Over the next few weeks I plan to share some of the assignments turned in by students (with their permission) on our humble blog. I think these submissions will go a long way in showing some of the amazing things students have done this semester. While all of the students did stellar work on different assignments, I’ll be limiting to a few submissions for each assignment.
I’m starting today with the assignment for written and video game review. All I’ll be sharing is the video part of their review. As with many of the assignments in class they were not limited to tabletop games and could also do any other type of game they chose. I think these will be a nice start to showing some of the amazing work of students in EDL 290T.
Ali Hancock: Review of Animal Crossing Pocket Camp
Nolin Hamlin: Review of BIONICLE: The Quest For Makuta
I hope you enjoy the hard work Ali and Nolin put in! I look forward to showing you more amazing work over the next two months!
At first, I was really disappointed that I would not be able to teach this course the first semester it was offered on our campus. JS and I worked so hard on making sure this class would be available to students within a semester, it was almost like a jab in my side when I found I would not have a front-row seat to watch the light bulbs above the students’ heads (or nat. 20s- whichever picture suits your imagination). However, I have found that this semester I have spent “behind the scenes” has provided both JS and I a more comprehensive understanding and opportunity to dig deeper into the course data.
As discussed in an earlier entry, I love data… so does the CTE who gave us the grant money. As such, JS and I have been very diligent in collecting TONS of data with which to compile and pull themes. Daily notecards with a question of the day that related to what was discussed in class that day, every aspect of assignments (when they were turned in, how many students did one assignment over the other, which themes students stuck with over the course), pre and post tests- the list goes on….
Because I did not get to spend time in the class this semester, I was able to push JS’s findings further by asking those questions of “why this”, “how that”, and “what is this referring to” in order to better situate the data we have collected and explain it to others who may not have the experience in the course. I was able to approach the data with a more objective view due to not having the direct relationships with the students. (Don’t get me wrong, I still would have preferred to be in the classroom, but this was the next best option!) I had access to this data throughout the course so I could follow along with what was happening and what everyone was experiencing.
Without giving away too much information (we do have LOTS of combing through data before we can post something super formal….), I did have a few thoughts I thought may be of interest to those who have followed along thus far. Please keep in mind, these are my personal observations/thoughts and are not necessarily backed up with physical data- at least, yet.
The course layout seemed to facilitate community within the classroom, classmates, and facilitators.
The students did phenomenal work on the projects that were submitted.

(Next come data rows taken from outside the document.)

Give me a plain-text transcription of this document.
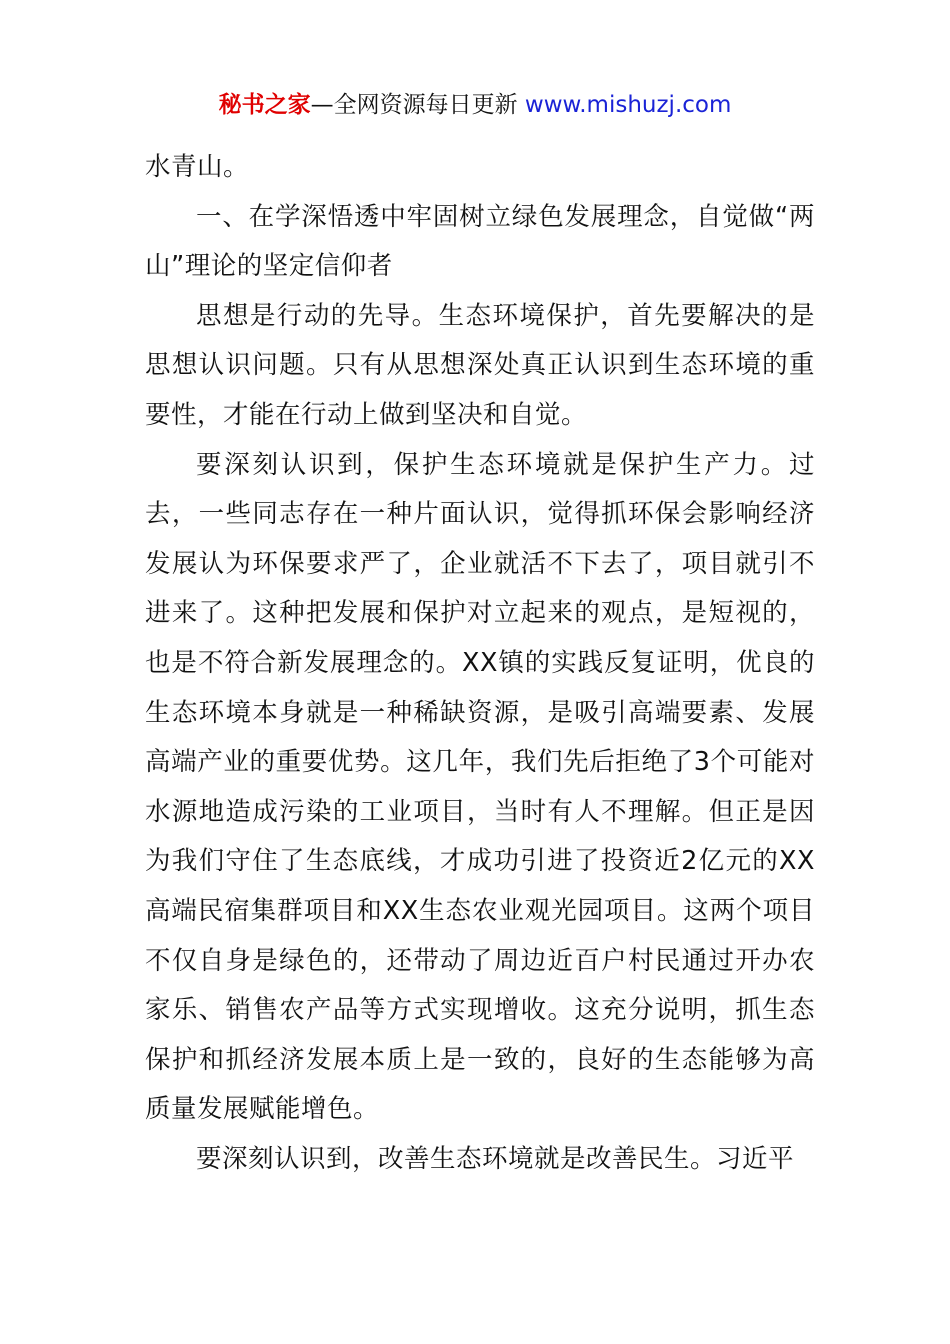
秘书之家—全网资源每日更新 www.mishuzj.com

水青山。

一、在学深悟透中牢固树立绿色发展理念，自觉做“两山”理论的坚定信仰者

思想是行动的先导。生态环境保护，首先要解决的是思想认识问题。只有从思想深处真正认识到生态环境的重要性，才能在行动上做到坚决和自觉。

要深刻认识到，保护生态环境就是保护生产力。过去，一些同志存在一种片面认识，觉得抓环保会影响经济发展认为环保要求严了，企业就活不下去了，项目就引不进来了。这种把发展和保护对立起来的观点，是短视的，也是不符合新发展理念的。XX镇的实践反复证明，优良的生态环境本身就是一种稀缺资源，是吸引高端要素、发展高端产业的重要优势。这几年，我们先后拒绝了3个可能对水源地造成污染的工业项目，当时有人不理解。但正是因为我们守住了生态底线，才成功引进了投资近2亿元的XX高端民宿集群项目和XX生态农业观光园项目。这两个项目不仅自身是绿色的，还带动了周边近百户村民通过开办农家乐、销售农产品等方式实现增收。这充分说明，抓生态保护和抓经济发展本质上是一致的，良好的生态能够为高质量发展赋能增色。

要深刻认识到，改善生态环境就是改善民生。习近平
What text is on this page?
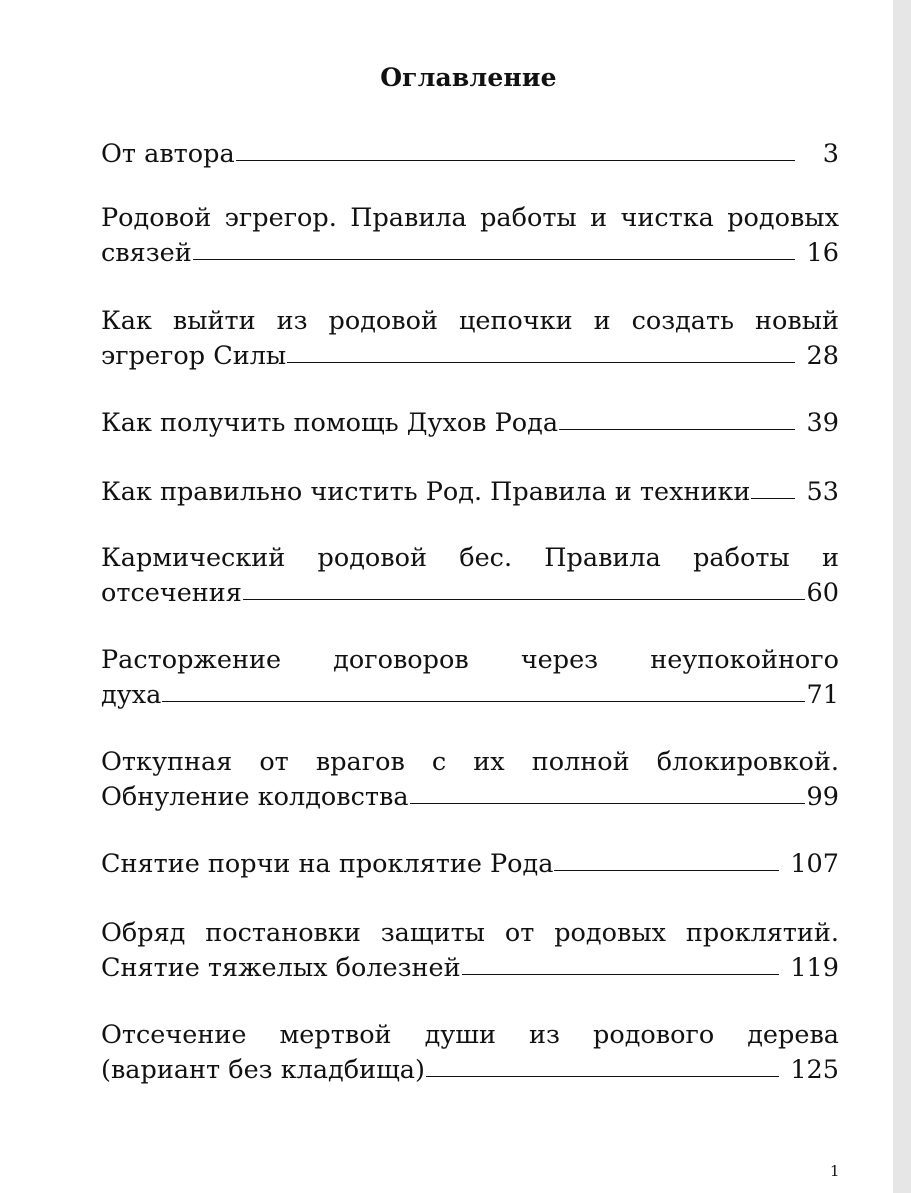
Оглавление
От автора	3
Родовой эгрегор. Правила работы и чистка родовых
связей	16
Как выйти из родовой цепочки и создать новый
эгрегор Силы	28
Как получить помощь Духов Рода	39
Как правильно чистить Род. Правила и техники 53
Кармический родовой бес. Правила работы и
отсечения	60
Расторжение договоров через неупокойного
духа	71
Откупная от врагов с их полной блокировкой.
Обнуление колдовства	99
Снятие порчи на проклятие Рода	107
Обряд постановки защиты от родовых проклятий.
Снятие тяжелых болезней	119
Отсечение мертвой души из родового дерева
(вариант без кладбища)	125
1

Seriously- we cannot wait to share the ones we received permission to do so with in a future post! Although most of the assignments were submitted in the last month of the course, you can tell a lot of thought and effort went into each submission.
The grading scale needs some work. It was modified towards the end of the semester with much gratitude from the students, but we will still need to revisit it to ensure our students are still achieving and meeting the expectations of the course.
There is room for improvement on the course. If we stopped finagling with the course now, we would be failing ourselves and our students. One of the biggest areas of improvement? We want to immerse the students even further into the gaming community. Why stop with just getting feedback from classmates and facilitators? Did I hear someone say, “field trip”?!?
And with that, I think I will leave you in suspense for the larger post of findings coming soon. I look forward to continuing to share our passion of tabletop games and leadership with our students. However, next semester I get a front-row seat!